目的:本研究では、女子大学生を対象に、ステージ理論が、喫煙行動の習慣化についても適用でき、ステージの推移にしたがってprosとconsが系統的に変化することを検証すること、また、ステージにともなう喫煙に関わる諸要因の変化を明らかにすることを目的とした。
方法:女子大学生192名を対象として質問紙調査を実施した。調査内容は、ステージ分類の5項目のほか、喫煙のprosとcons、喫煙の害の知識、周囲の喫煙状況、性格特性および刺激希求性であった。

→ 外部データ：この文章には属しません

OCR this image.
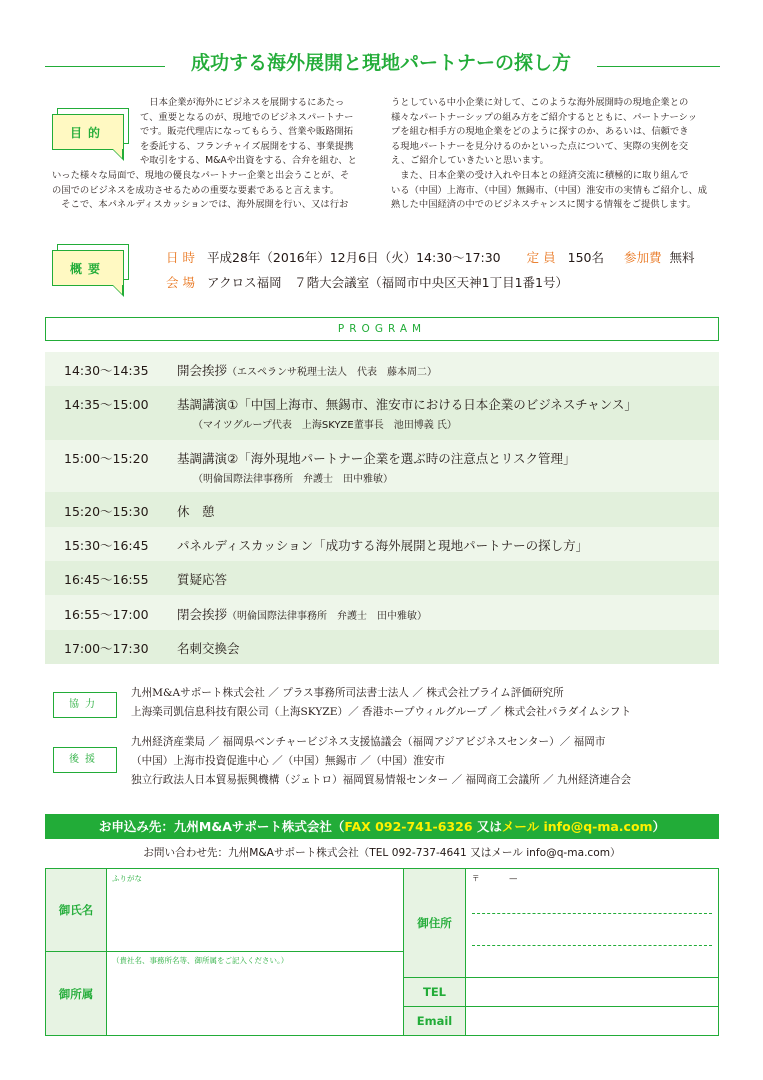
成功する海外展開と現地パートナーの探し方
目的
　日本企業が海外にビジネスを展開するにあたっ
て、重要となるのが、現地でのビジネスパートナー
です。販売代理店になってもらう、営業や販路開拓
を委託する、フランチャイズ展開をする、事業提携
や取引をする、M&Aや出資をする、合弁を組む、と
いった様々な局面で、現地の優良なパートナー企業と出会うことが、そ
の国でのビジネスを成功させるための重要な要素であると言えます。
　そこで、本パネルディスカッションでは、海外展開を行い、又は行お
うとしている中小企業に対して、このような海外展開時の現地企業との
様々なパートナーシップの組み方をご紹介するとともに、パートナーシッ
プを組む相手方の現地企業をどのように探すのか、あるいは、信頼でき
る現地パートナーを見分けるのかといった点について、実際の実例を交
え、ご紹介していきたいと思います。
　また、日本企業の受け入れや日本との経済交流に積極的に取り組んで
いる（中国）上海市、（中国）無錫市、（中国）淮安市の実情もご紹介し、成
熟した中国経済の中でのビジネスチャンスに関する情報をご提供します。
概要
日時 平成28年（2016年）12月6日（火）14:30〜17:30 定員 150名 参加費 無料
会場 アクロス福岡　７階大会議室（福岡市中央区天神1丁目1番1号）
PROGRAM
14:30〜14:35 開会挨拶（エスペランサ税理士法人　代表　藤本周二）
14:35〜15:00 基調講演①「中国上海市、無錫市、淮安市における日本企業のビジネスチャンス」
（マイツグループ代表　上海SKYZE董事長　池田博義 氏）
15:00〜15:20 基調講演②「海外現地パートナー企業を選ぶ時の注意点とリスク管理」
（明倫国際法律事務所　弁護士　田中雅敏）
15:20〜15:30 休　憩
15:30〜16:45 パネルディスカッション「成功する海外展開と現地パートナーの探し方」
16:45〜16:55 質疑応答
16:55〜17:00 閉会挨拶（明倫国際法律事務所　弁護士　田中雅敏）
17:00〜17:30 名刺交換会
協力
九州M&Aサポート株式会社 ／ プラス事務所司法書士法人 ／ 株式会社プライム評価研究所
上海楽司凱信息科技有限公司（上海SKYZE）／ 香港ホープウィルグループ ／ 株式会社パラダイムシフト
後援
九州経済産業局 ／ 福岡県ベンチャービジネス支援協議会（福岡アジアビジネスセンター）／ 福岡市
（中国）上海市投資促進中心 ／（中国）無錫市 ／（中国）淮安市
独立行政法人日本貿易振興機構（ジェトロ）福岡貿易情報センター ／ 福岡商工会議所 ／ 九州経済連合会
お申込み先：九州M&Aサポート株式会社（FAX 092-741-6326 又はメール info@q-ma.com）
お問い合わせ先：九州M&Aサポート株式会社（TEL 092-737-4641 又はメール info@q-ma.com）
御氏名
御所属
ふりがな
（貴社名、事務所名等、御所属をご記入ください。）
御住所
TEL
Email
〒　　　　―
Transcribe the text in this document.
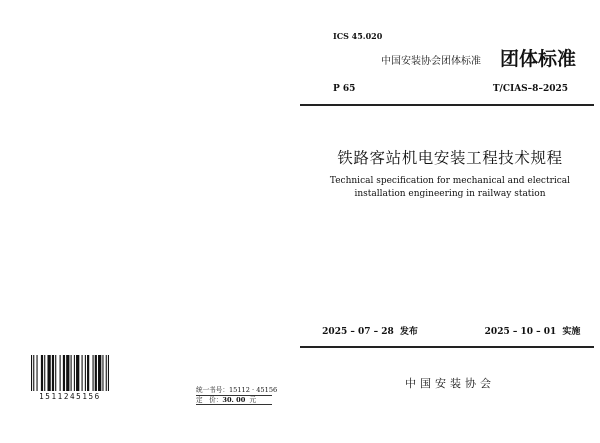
1511245156
统一书号：15112 · 45156
定　价：30. 00 元
ICS 45.020
中国安装协会团体标准 团体标准
P 65	T/CIAS–8–2025
铁路客站机电安装工程技术规程
Technical specification for mechanical and electrical
installation engineering in railway station
2025 – 07 – 28 发布	2025 – 10 – 01 实施
中国安装协会
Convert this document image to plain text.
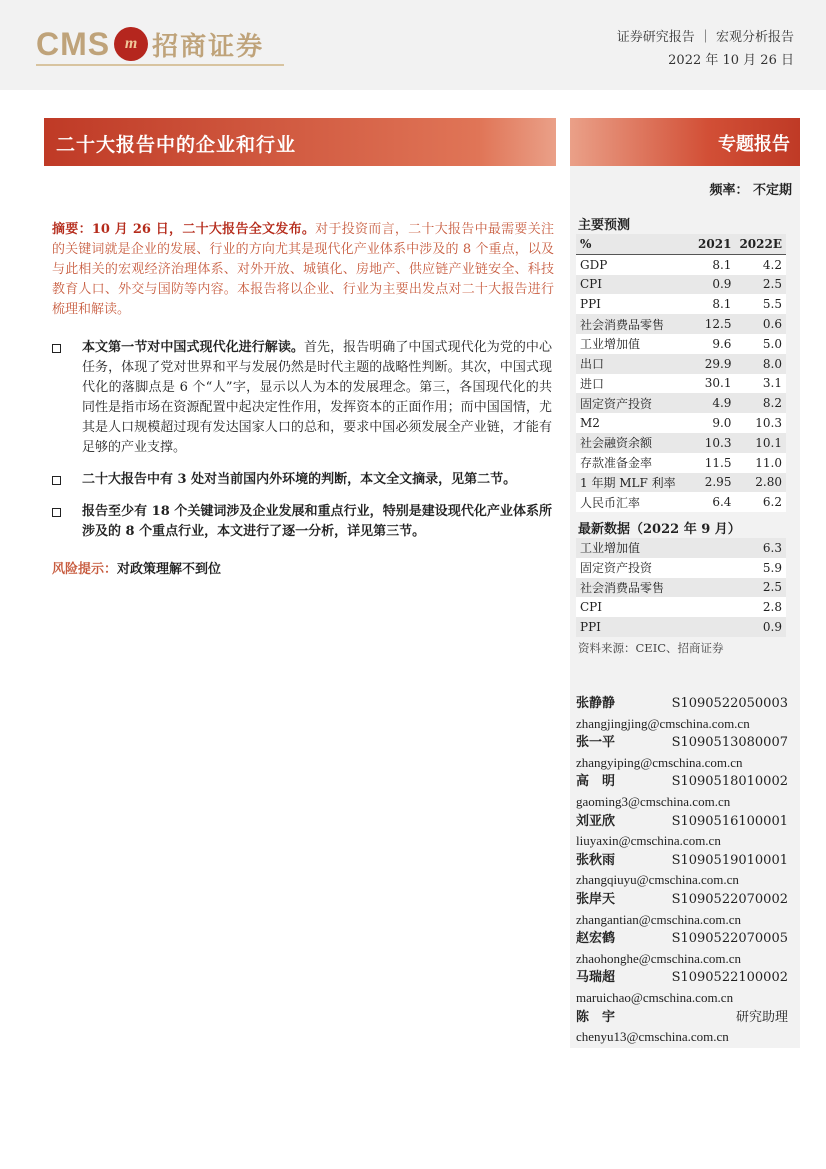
CMS m 招商证券	证券研究报告 ｜ 宏观分析报告
2022 年 10 月 26 日
二十大报告中的企业和行业	专题报告
频率： 不定期
摘要：10 月 26 日，二十大报告全文发布。对于投资而言，二十大报告中最需要关注的关键词就是企业的发展、行业的方向尤其是现代化产业体系中涉及的 8 个重点，以及与此相关的宏观经济治理体系、对外开放、城镇化、房地产、供应链产业链安全、科技教育人口、外交与国防等内容。本报告将以企业、行业为主要出发点对二十大报告进行梳理和解读。
本文第一节对中国式现代化进行解读。首先，报告明确了中国式现代化为党的中心任务，体现了党对世界和平与发展仍然是时代主题的战略性判断。其次，中国式现代化的落脚点是 6 个“人”字，显示以人为本的发展理念。第三，各国现代化的共同性是指市场在资源配置中起决定性作用，发挥资本的正面作用；而中国国情，尤其是人口规模超过现有发达国家人口的总和，要求中国必须发展全产业链，才能有足够的产业支撑。
二十大报告中有 3 处对当前国内外环境的判断，本文全文摘录，见第二节。
报告至少有 18 个关键词涉及企业发展和重点行业，特别是建设现代化产业体系所涉及的 8 个重点行业，本文进行了逐一分析，详见第三节。
风险提示：对政策理解不到位
主要预测
%	2021	2022E
GDP	8.1	4.2
CPI	0.9	2.5
PPI	8.1	5.5
社会消费品零售	12.5	0.6
工业增加值	9.6	5.0
出口	29.9	8.0
进口	30.1	3.1
固定资产投资	4.9	8.2
M2	9.0	10.3
社会融资余额	10.3	10.1
存款准备金率	11.5	11.0
1 年期 MLF 利率	2.95	2.80
人民币汇率	6.4	6.2
最新数据（2022 年 9 月）
工业增加值	6.3
固定资产投资	5.9
社会消费品零售	2.5
CPI	2.8
PPI	0.9
资料来源：CEIC、招商证券
张静静	S1090522050003
zhangjingjing@cmschina.com.cn
张一平	S1090513080007
zhangyiping@cmschina.com.cn
高　明	S1090518010002
gaoming3@cmschina.com.cn
刘亚欣	S1090516100001
liuyaxin@cmschina.com.cn
张秋雨	S1090519010001
zhangqiuyu@cmschina.com.cn
张岸天	S1090522070002
zhangantian@cmschina.com.cn
赵宏鹤	S1090522070005
zhaohonghe@cmschina.com.cn
马瑞超	S1090522100002
maruichao@cmschina.com.cn
陈　宇	研究助理
chenyu13@cmschina.com.cn
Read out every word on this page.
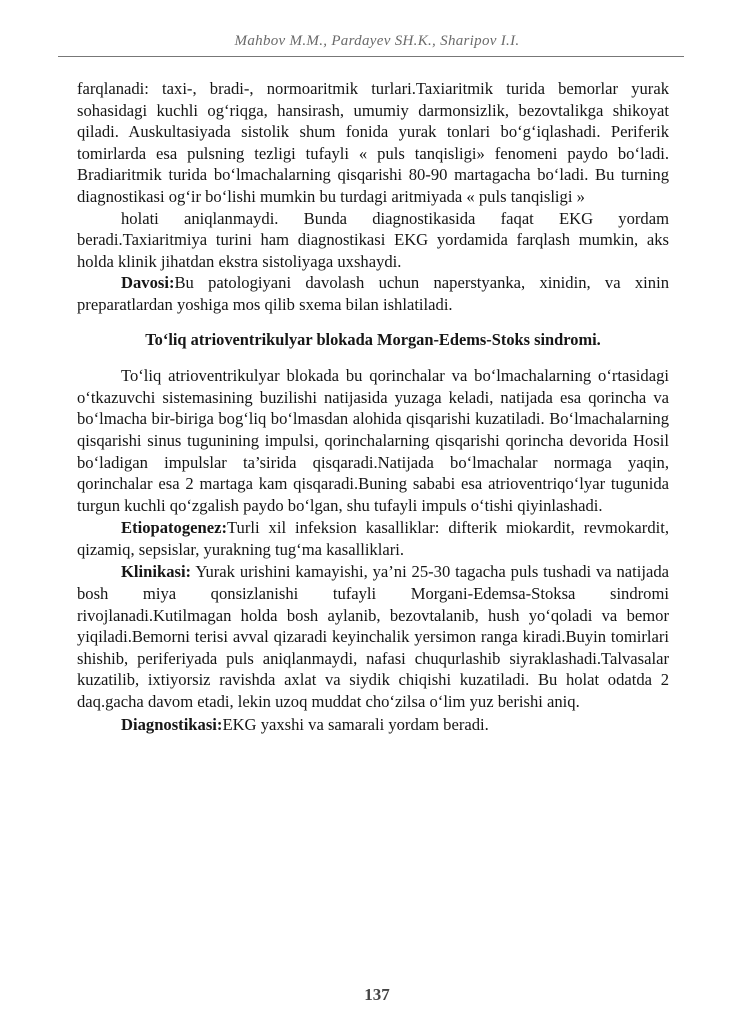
Mahbov M.M., Pardayev SH.K., Sharipov I.I.

farqlanadi: taxi-, bradi-, normoaritmik turlari.Taxiaritmik turida bemorlar yurak sohasidagi kuchli og‘riqga, hansirash, umumiy darmonsizlik, bezovtalikga shikoyat qiladi. Auskultasiyada sistolik shum fonida yurak tonlari bo‘g‘iqlashadi. Periferik tomirlarda esa pulsning tezligi tufayli « puls tanqisligi» fenomeni paydo bo‘ladi. Bradiaritmik turida bo‘lmachalarning qisqarishi 80-90 martagacha bo‘ladi. Bu turning diagnostikasi og‘ir bo‘lishi mumkin bu turdagi aritmiyada « puls tanqisligi »

holati aniqlanmaydi. Bunda diagnostikasida faqat EKG yordam beradi.Taxiaritmiya turini ham diagnostikasi EKG yordamida farqlash mumkin, aks holda klinik jihatdan ekstra sistoliyaga uxshaydi.

Davosi:Bu patologiyani davolash uchun naperstyanka, xinidin, va xinin preparatlardan yoshiga mos qilib sxema bilan ishlatiladi.

To‘liq atrioventrikulyar blokada Morgan-Edems-Stoks sindromi.

To‘liq atrioventrikulyar blokada bu qorinchalar va bo‘lmachalarning o‘rtasidagi o‘tkazuvchi sistemasining buzilishi natijasida yuzaga keladi, natijada esa qorincha va bo‘lmacha bir-biriga bog‘liq bo‘lmasdan alohida qisqarishi kuzatiladi. Bo‘lmachalarning qisqarishi sinus tugunining impulsi, qorinchalarning qisqarishi qorincha devorida Hosil bo‘ladigan impulslar ta’sirida qisqaradi.Natijada bo‘lmachalar normaga yaqin, qorinchalar esa 2 martaga kam qisqaradi.Buning sababi esa atrioventriqo‘lyar tugunida turgun kuchli qo‘zgalish paydo bo‘lgan, shu tufayli impuls o‘tishi qiyinlashadi.

Etiopatogenez:Turli xil infeksion kasalliklar: difterik miokardit, revmokardit, qizamiq, sepsislar, yurakning tug‘ma kasalliklari.

Klinikasi: Yurak urishini kamayishi, ya’ni 25-30 tagacha puls tushadi va natijada bosh miya qonsizlanishi tufayli Morgani-Edemsa-Stoksa sindromi rivojlanadi.Kutilmagan holda bosh aylanib, bezovtalanib, hush yo‘qoladi va bemor yiqiladi.Bemorni terisi avval qizaradi keyinchalik yersimon ranga kiradi.Buyin tomirlari shishib, periferiyada puls aniqlanmaydi, nafasi chuqurlashib siyraklashadi.Talvasalar kuzatilib, ixtiyorsiz ravishda axlat va siydik chiqishi kuzatiladi. Bu holat odatda 2 daq.gacha davom etadi, lekin uzoq muddat cho‘zilsa o‘lim yuz berishi aniq.

Diagnostikasi:EKG yaxshi va samarali yordam beradi.

137
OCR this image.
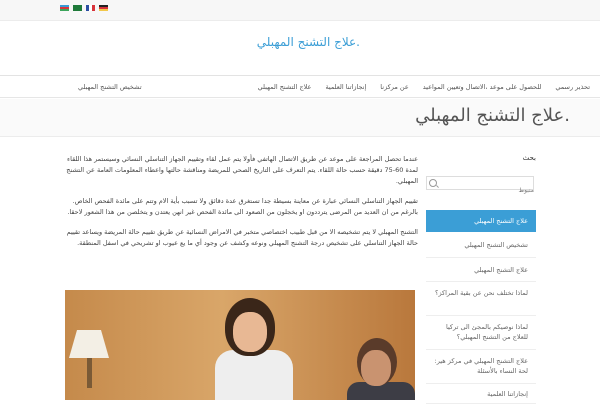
علاج التشنج المهبلي.
تشخيص التشنج المهبلي	علاج التشنج المهبلي إنجازاتنا العلمية عن مركزنا للحصول على موعد ،الاتصال وتعيين المواعيد تحذير رسمي
علاج التشنج المهبلي.

عندما تحصل المراجعة على موعد عن طريق الاتصال الهاتفي فأولا يتم عمل لقاء وتقييم الجهاز التناسلي النسائي وسيستمر هذا اللقاء لمدة 60-75 دقيقة حسب حالة اللقاء. يتم التعرف على التاريخ الصحي للمريضة ومناقشة حالتها واعطاء المعلومات العامة عن التشنج المهبلي.

تقييم الجهاز التناسلي النسائي عبارة عن معاينة بسيطة جدا تستغرق عدة دقائق ولا تسبب بأية الام وتتم على مائدة الفحص الخاص. بالرغم من ان العديد من المرضى يترددون او يخجلون من الصعود الى مائدة الفحص غير انهن يعتدن و يتخلصن من هذا الشعور لاحقا.

التشنج المهبلي لا يتم تشخيصه الا من قبل طبيب اختصاصي متخبر في الامراض النسائية عن طريق تقييم حالة المريضة ويساعد تقييم حالة الجهاز التناسلي على تشخيص درجة التشنج المهبلي ونوعه وكشف عن وجود أي ما يع عيوب او تشريحي في اسفل المنطقة.

بحث
منبوط
علاج التشنج المهبلي
تشخيص التشنج المهبلي
علاج التشنج المهبلي
لماذا تختلف نحن عن بقية المراكز؟
لماذا نوصيكم بالمجئ الى تركيا للعلاج من التشنج المهبلي؟
علاج التشنج المهبلي في مركز هير: لحة النساء بالأسئلة
إنجازاتنا العلمية
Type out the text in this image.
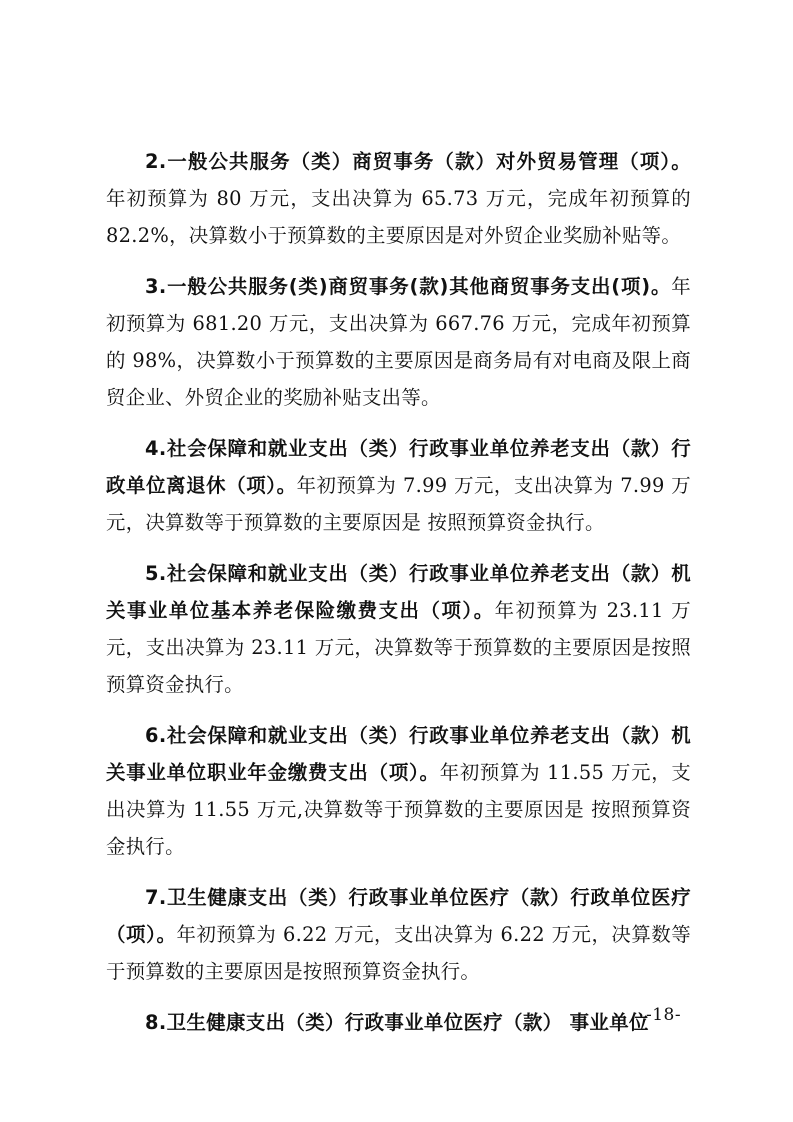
2.一般公共服务（类）商贸事务（款）对外贸易管理（项）。年初预算为 80 万元，支出决算为 65.73 万元，完成年初预算的 82.2%，决算数小于预算数的主要原因是对外贸企业奖励补贴等。

3.一般公共服务(类)商贸事务(款)其他商贸事务支出(项)。年初预算为 681.20 万元，支出决算为 667.76 万元，完成年初预算的 98%，决算数小于预算数的主要原因是商务局有对电商及限上商贸企业、外贸企业的奖励补贴支出等。

4.社会保障和就业支出（类）行政事业单位养老支出（款）行政单位离退休（项）。年初预算为 7.99 万元，支出决算为 7.99 万元，决算数等于预算数的主要原因是 按照预算资金执行。

5.社会保障和就业支出（类）行政事业单位养老支出（款）机关事业单位基本养老保险缴费支出（项）。年初预算为 23.11 万元，支出决算为 23.11 万元，决算数等于预算数的主要原因是按照预算资金执行。

6.社会保障和就业支出（类）行政事业单位养老支出（款）机关事业单位职业年金缴费支出（项）。年初预算为 11.55 万元，支出决算为 11.55 万元,决算数等于预算数的主要原因是 按照预算资金执行。

7.卫生健康支出（类）行政事业单位医疗（款）行政单位医疗（项）。年初预算为 6.22 万元，支出决算为 6.22 万元，决算数等于预算数的主要原因是按照预算资金执行。

8.卫生健康支出（类）行政事业单位医疗（款） 事业单位

-18-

結果:結果は、前熟考期の集団が多かったもののステージ理論が喫煙行動の習慣化にも適応できること、また、prosとconsがステージにともない系統的に変化することを示した。さらに、ステージごとの喫煙関連の要因や心理学的要因から、各ステージの特徴が明らかになった。すなわち、熟考期・準備期では喫煙の利益を損失よりも高く見積もるようになり、喫煙の害の理解がやや不足していること、実行期では、統制性が低く刺激希求性が高い傾向にあり、周囲に多くいる同性の喫煙者の影響を受けていると考えられた。
結論:本研究はステージ理論が女子大学生の喫煙行動の習得過程にも適用できることを示した。ステージごとの特徴の分析から、それぞれのステージに適切な喫煙防止教育や禁煙指導のための基礎的資料が提供された。